Oldest DD and her boyfriend, still think I should take him on a one way hunting trip.....Maybe fishing trip?...people drown every day right? Can't make friends with him, even though I like the little....@#&**!!! brought me home a nice brown trout, 20 inches...dang I hate him!!!!
 
One of the prominent memories I have of my grandma was her holding a mirror and pulling off hot waxed chin hairs. Later on that was repeated with my mom, I think she heated a product called Zip - applied with a popsicle stick and yanked off. Lo & behold I got to a certain age and had chin hairs. I'm a coward though, I have a magnifying mirror and a deadly accurate tweezer.
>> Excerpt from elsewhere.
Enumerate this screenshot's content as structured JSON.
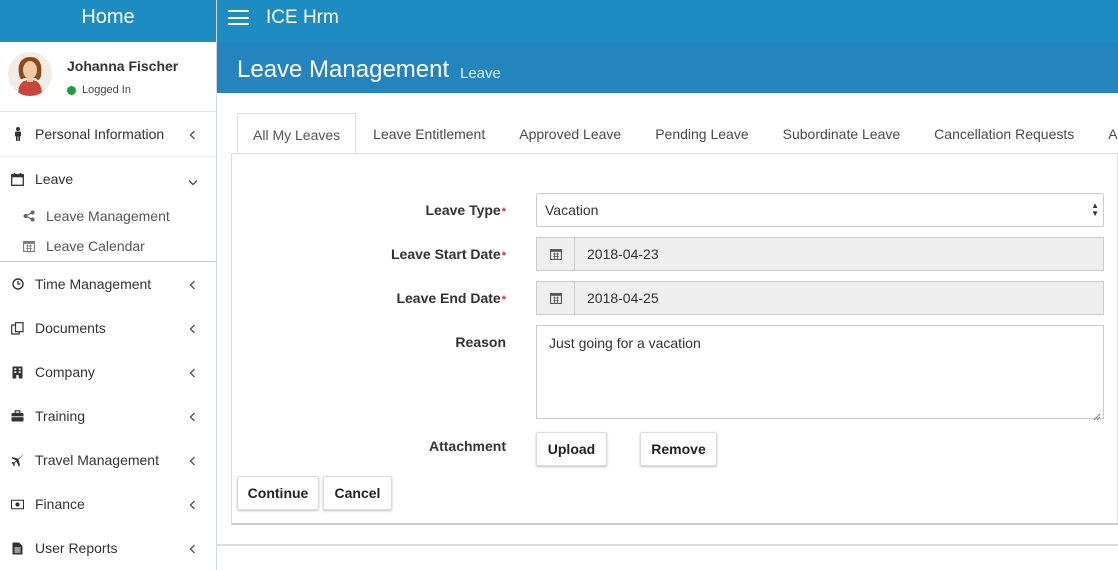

First thing I do when I get up is lift the window shade, prop my mirror on the sill and attack chin hairs with gusto. I turn in every direction and sometimes aided by a small LED flashlight hunt them all down. Sometimes I get over zealous and see a tiny black spot of a yet to emerge hair. I pick the daylights out of it, only to make a nice bleeding sore along with the removal of some innocent chin flesh. :(.

I agree with my BYC sisters - first the eyebrows disappeared at the half way mark, then the sprouting of dark , wirey chin hair, and now the neck hairs that have crept to the top of my back. I can't see well enough to get them all but, I've tried an electric shaver and even a fresh BIC disposable that never fails to leave a trail of blood.

In cooler weather I can wear turtle necks but they just gather up all my turkey neck and try to push it up to my chin. Men don't have that. My son was even appalled that I was using a "men's" shaver and men's BIC. They work better than the pink ones aimed at female consumers. Honestly his chin dropped and he implored "do you know that a man's shaver, ?"

I think I gave him a lot to think about women. Thank goodness wearing jeans, I don't have to shave my legs and arm pits are no one's business- under a long sleeved blouse.
Honestly I used to worry that I was becoming a man.